-
Notifications
You must be signed in to change notification settings - Fork 4.1k
opt: left lookup join returns incorrect results due to check constraints #59615
Description
Consider the following example. First create a table with a check constraint and insert some data:
CREATE TABLE t (
x INT NOT NULL CHECK (x IN (1, 3)),
y INT NOT NULL,
z INT,
PRIMARY KEY (x, y)
);
INSERT INTO t SELECT 1, generate_series(1, 1000);
INSERT INTO t SELECT 3, generate_series(1, 1000);
ANALYZE t;
Now run the following query:
> SELECT * FROM (VALUES (1), (2000)) AS u (y) LEFT JOIN t ON u.y = t.y;
y | x | y | z
-------+------+------+-------
1 | 1 | 1 | NULL
1 | 3 | 1 | NULL
2000 | NULL | NULL | NULL
2000 | NULL | NULL | NULL
(4 rows)
These results are incorrect. There should only be one row with u.y=2000, not two. The reason this happens is because in the GenerateLookupJoins exploration rule, the optimizer creates a cross join with the valid values of the check constraint in order to create a lookup join with the primary index:
> EXPLAIN (OPT) SELECT * FROM (VALUES (1), (2000)) AS u (y) LEFT JOIN t ON u.y = t.y;
info
-------------------------------
left-join (lookup t)
├── lookup columns are key
├── inner-join (cross)
│ ├── values
│ │ ├── (1,)
│ │ └── (2000,)
│ ├── values
│ │ ├── (1,)
│ │ └── (3,)
│ └── filters (true)
└── filters (true)
(11 rows)
If we remove the check constraint and try again, we now get correct results due to using a different plan:
> ALTER TABLE t DROP CONSTRAINT check_x;
> SELECT * FROM (VALUES (1), (2000)) AS u (y) LEFT JOIN t ON u.y = t.y;
y | x | y | z
-------+------+------+-------
1 | 1 | 1 | NULL
1 | 3 | 1 | NULL
2000 | NULL | NULL | NULL
(3 rows)
> EXPLAIN (OPT) SELECT * FROM (VALUES (1), (2000)) AS u (y) LEFT JOIN t ON u.y = t.y;
info
-------------------------
right-join (hash)
├── scan t
├── values
│ ├── (1,)
│ └── (2000,)
└── filters
└── column1 = y
(7 rows)
Although the cross join plan is correct in the case of an inner join, it is not correct for left joins. As a first step, we should disable the creation of the cross join as input to left lookup joins.

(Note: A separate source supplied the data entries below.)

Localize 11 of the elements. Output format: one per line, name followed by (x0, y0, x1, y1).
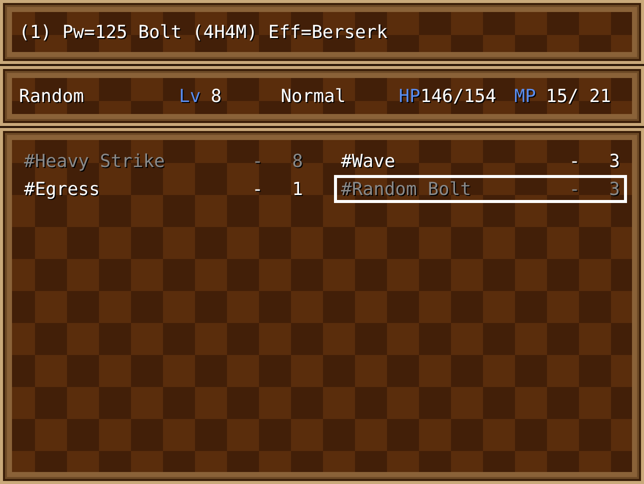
hp-label: HP (398, 86, 420, 106)
skill-item[interactable]: #Egress - 1 (17, 175, 310, 203)
level-label: Lv (179, 86, 201, 106)
mp-label: MP (514, 86, 536, 106)
character-name: Random (19, 86, 86, 106)
level-value: 8 (210, 86, 223, 106)
mp-value: 15/ 21 (546, 86, 611, 106)
skill-description: (1) Pw=125 Bolt (4H4M) Eff=Berserk (19, 22, 388, 42)
skill-item[interactable]: #Wave - 3 (334, 147, 627, 175)
condition-text: Normal (280, 86, 347, 106)
hp-value: 146/154 (420, 86, 496, 106)
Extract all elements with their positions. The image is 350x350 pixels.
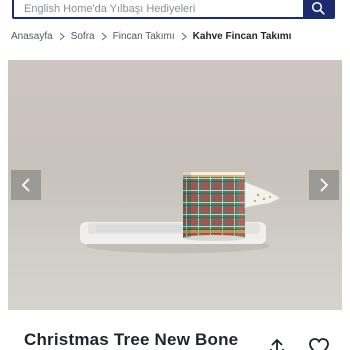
heart-icon bbox=[309, 338, 329, 350]
chevron-left-icon bbox=[21, 178, 30, 192]
product-image bbox=[80, 172, 281, 253]
search-icon bbox=[311, 1, 325, 15]
share-icon bbox=[270, 338, 284, 350]
search-input[interactable] bbox=[14, 0, 303, 17]
product-image-gallery[interactable] bbox=[8, 60, 342, 310]
favorite-button[interactable] bbox=[308, 336, 330, 350]
breadcrumb-home[interactable]: Anasayfa bbox=[11, 31, 53, 42]
chevron-right-icon bbox=[181, 32, 187, 41]
chevron-right-icon bbox=[101, 32, 107, 41]
share-button[interactable] bbox=[266, 336, 288, 350]
gallery-next-button[interactable] bbox=[309, 170, 339, 200]
gallery-prev-button[interactable] bbox=[11, 170, 41, 200]
breadcrumb: Anasayfa Sofra Fincan Takımı Kahve Finca… bbox=[11, 29, 342, 43]
breadcrumb-current: Kahve Fincan Takımı bbox=[192, 30, 292, 42]
product-title: Christmas Tree New Bone bbox=[24, 330, 239, 349]
chevron-right-icon bbox=[59, 32, 65, 41]
search-button[interactable] bbox=[303, 0, 333, 17]
search-bar bbox=[12, 0, 335, 19]
breadcrumb-fincan-takimi[interactable]: Fincan Takımı bbox=[113, 31, 175, 42]
breadcrumb-sofra[interactable]: Sofra bbox=[71, 31, 95, 42]
chevron-right-icon bbox=[320, 178, 329, 192]
product-header: Christmas Tree New Bone bbox=[0, 318, 350, 350]
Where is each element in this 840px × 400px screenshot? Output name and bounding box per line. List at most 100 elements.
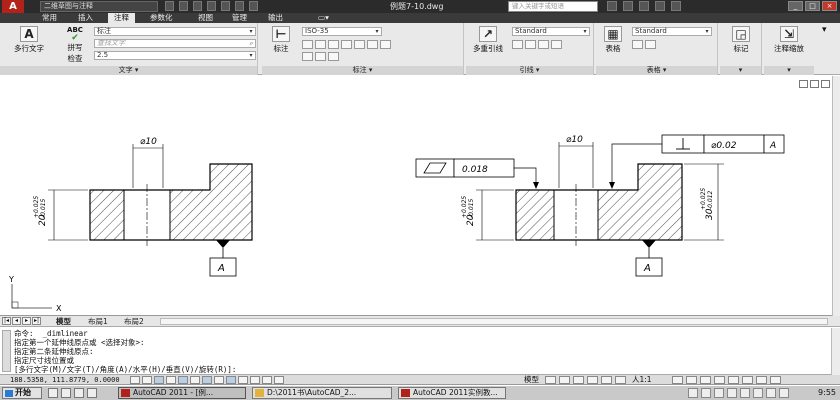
first-layout-icon[interactable]: |◂ bbox=[2, 317, 11, 325]
vertical-scrollbar[interactable] bbox=[832, 76, 840, 316]
hardware-accel-icon[interactable] bbox=[728, 376, 739, 384]
drawing-canvas[interactable]: ⌀10 20 +0.025 -0.015 A ⌀10 0.018 ⌀0.02 A… bbox=[0, 76, 840, 316]
app-menu-button[interactable]: A bbox=[2, 0, 24, 13]
annotation-visibility-icon[interactable] bbox=[672, 376, 683, 384]
scale-panel-title[interactable]: ▾ bbox=[764, 66, 814, 75]
status-menu-icon[interactable] bbox=[756, 376, 767, 384]
showmotion-icon[interactable] bbox=[615, 376, 626, 384]
tray-network-icon[interactable] bbox=[688, 388, 698, 398]
redo-icon[interactable] bbox=[221, 1, 230, 11]
last-layout-icon[interactable]: ▸| bbox=[32, 317, 41, 325]
command-scrollbar[interactable] bbox=[831, 328, 840, 375]
add-leader-icon[interactable] bbox=[512, 40, 523, 49]
find-text-input[interactable]: 查找文字 ⌕ bbox=[94, 39, 256, 48]
spell-check-button[interactable]: ABC ✔ 拼写 检查 bbox=[60, 26, 90, 64]
desktop-icon[interactable] bbox=[74, 388, 84, 398]
quick-view-layouts-icon[interactable] bbox=[545, 376, 556, 384]
ribbon-expand-icon[interactable]: ▾ bbox=[822, 25, 827, 35]
isolate-objects-icon[interactable] bbox=[742, 376, 753, 384]
undo-icon[interactable] bbox=[207, 1, 216, 11]
clean-screen-icon[interactable] bbox=[770, 376, 781, 384]
collect-leader-icon[interactable] bbox=[551, 40, 562, 49]
tray-security-icon[interactable] bbox=[740, 388, 750, 398]
command-prompt[interactable]: [多行文字(M)/文字(T)/角度(A)/水平(H)/垂直(V)/旋转(R)]: bbox=[14, 365, 236, 374]
minimize-button[interactable]: _ bbox=[788, 1, 803, 11]
quick-view-drawings-icon[interactable] bbox=[559, 376, 570, 384]
ducs-icon[interactable] bbox=[214, 376, 224, 384]
dim-inspect-icon[interactable] bbox=[380, 40, 391, 49]
tab-layout2[interactable]: 布局2 bbox=[124, 317, 144, 326]
workspace-select[interactable]: 二维草图与注释 bbox=[40, 1, 158, 12]
table-link-icon[interactable] bbox=[632, 40, 643, 49]
lineweight-icon[interactable] bbox=[238, 376, 248, 384]
dim-style-select[interactable]: ISO-35 ▾ bbox=[302, 27, 382, 36]
model-space-label[interactable]: 模型 bbox=[524, 375, 539, 385]
table-button[interactable]: ▦ 表格 bbox=[598, 26, 628, 54]
tab-home[interactable]: 常用 bbox=[36, 13, 63, 23]
table-panel-title[interactable]: 表格 ▾ bbox=[596, 66, 717, 75]
help-icon[interactable] bbox=[671, 1, 681, 11]
search-icon[interactable] bbox=[607, 1, 617, 11]
dyn-icon[interactable] bbox=[226, 376, 236, 384]
zoom-icon[interactable] bbox=[587, 376, 598, 384]
close-button[interactable]: × bbox=[822, 1, 837, 11]
dim-jog-icon[interactable] bbox=[302, 52, 313, 61]
tray-misc-icon[interactable] bbox=[766, 388, 776, 398]
grid-icon[interactable] bbox=[142, 376, 152, 384]
lock-icon[interactable] bbox=[714, 376, 725, 384]
command-window-grip[interactable] bbox=[2, 330, 11, 372]
tab-output[interactable]: 输出 bbox=[262, 13, 289, 23]
ortho-icon[interactable] bbox=[154, 376, 164, 384]
remove-leader-icon[interactable] bbox=[525, 40, 536, 49]
horizontal-scrollbar[interactable] bbox=[160, 318, 828, 325]
osnap-icon[interactable] bbox=[178, 376, 188, 384]
pan-icon[interactable] bbox=[573, 376, 584, 384]
dim-update-icon[interactable] bbox=[315, 52, 326, 61]
dim-quick-icon[interactable] bbox=[315, 40, 326, 49]
dim-tol-icon[interactable] bbox=[354, 40, 365, 49]
ie-icon[interactable] bbox=[48, 388, 58, 398]
prev-layout-icon[interactable]: ◂ bbox=[12, 317, 21, 325]
next-layout-icon[interactable]: ▸ bbox=[22, 317, 31, 325]
save-icon[interactable] bbox=[193, 1, 202, 11]
explorer-icon[interactable] bbox=[87, 388, 97, 398]
tray-ime-icon[interactable] bbox=[714, 388, 724, 398]
media-icon[interactable] bbox=[61, 388, 71, 398]
snap-icon[interactable] bbox=[130, 376, 140, 384]
dim-continue-icon[interactable] bbox=[302, 40, 313, 49]
dim-adjust-icon[interactable] bbox=[341, 40, 352, 49]
annotation-scale-button[interactable]: ⇲ 注释缩放 bbox=[766, 26, 812, 54]
dim-oblique-icon[interactable] bbox=[328, 52, 339, 61]
tab-insert[interactable]: 插入 bbox=[72, 13, 99, 23]
annotation-scale-readout[interactable]: 人1:1 bbox=[632, 375, 652, 385]
tab-manage[interactable]: 管理 bbox=[226, 13, 253, 23]
tray-app-icon[interactable] bbox=[727, 388, 737, 398]
tab-model[interactable]: 模型 bbox=[56, 317, 71, 326]
align-leader-icon[interactable] bbox=[538, 40, 549, 49]
task-folder[interactable]: D:\2011书\AutoCAD_2... bbox=[252, 387, 392, 399]
dim-break-icon[interactable] bbox=[328, 40, 339, 49]
tab-annotate[interactable]: 注释 bbox=[108, 13, 135, 23]
tray-extra-icon[interactable] bbox=[779, 388, 789, 398]
markup-button[interactable]: ◲ 标记 bbox=[724, 26, 758, 54]
start-button[interactable]: 开始 bbox=[2, 387, 42, 399]
new-icon[interactable] bbox=[165, 1, 174, 11]
leader-panel-title[interactable]: 引线 ▾ bbox=[466, 66, 593, 75]
subscription-icon[interactable] bbox=[623, 1, 633, 11]
customize-icon[interactable] bbox=[249, 1, 258, 11]
selection-cycling-icon[interactable] bbox=[274, 376, 284, 384]
polar-icon[interactable] bbox=[166, 376, 176, 384]
tab-view[interactable]: 视图 bbox=[192, 13, 219, 23]
tray-volume-icon[interactable] bbox=[701, 388, 711, 398]
multileader-button[interactable]: ↗ 多重引线 bbox=[468, 26, 508, 54]
workspace-switch-icon[interactable] bbox=[700, 376, 711, 384]
text-style-select[interactable]: 标注 ▾ bbox=[94, 27, 256, 36]
favorites-icon[interactable] bbox=[655, 1, 665, 11]
tab-parametric[interactable]: 参数化 bbox=[144, 13, 179, 23]
communication-icon[interactable] bbox=[639, 1, 649, 11]
dim-center-icon[interactable] bbox=[367, 40, 378, 49]
quick-props-icon[interactable] bbox=[262, 376, 272, 384]
mleader-style-select[interactable]: Standard ▾ bbox=[512, 27, 590, 36]
text-height-select[interactable]: 2.5 ▾ bbox=[94, 51, 256, 60]
plot-icon[interactable] bbox=[235, 1, 244, 11]
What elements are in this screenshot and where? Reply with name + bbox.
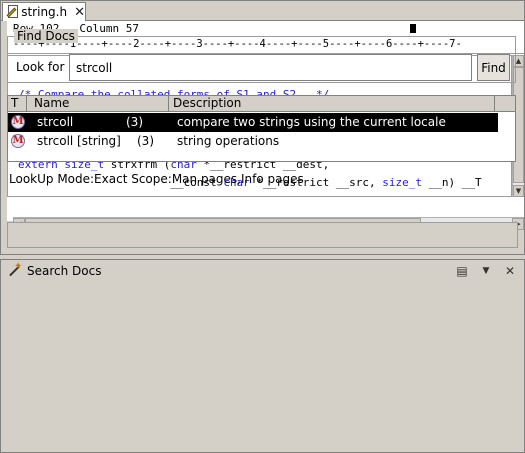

Eventually, however, we should still be able to create a left lookup join in this case. I think that requires execution support to allow performing each lookup with multiple spans instead of a single equality condition.
This has implications for multi-region support, because the crdb_region column behaves the same way as column x in this example. Left joins often show up when building UPSERTs, which is how I ran into this issue in the first place. We need to fix this problem to avoid upserting incorrect data, but we should really find a way to support left lookup joins for this case for performance reasons -- to avoid requiring a full table scan on the primary index.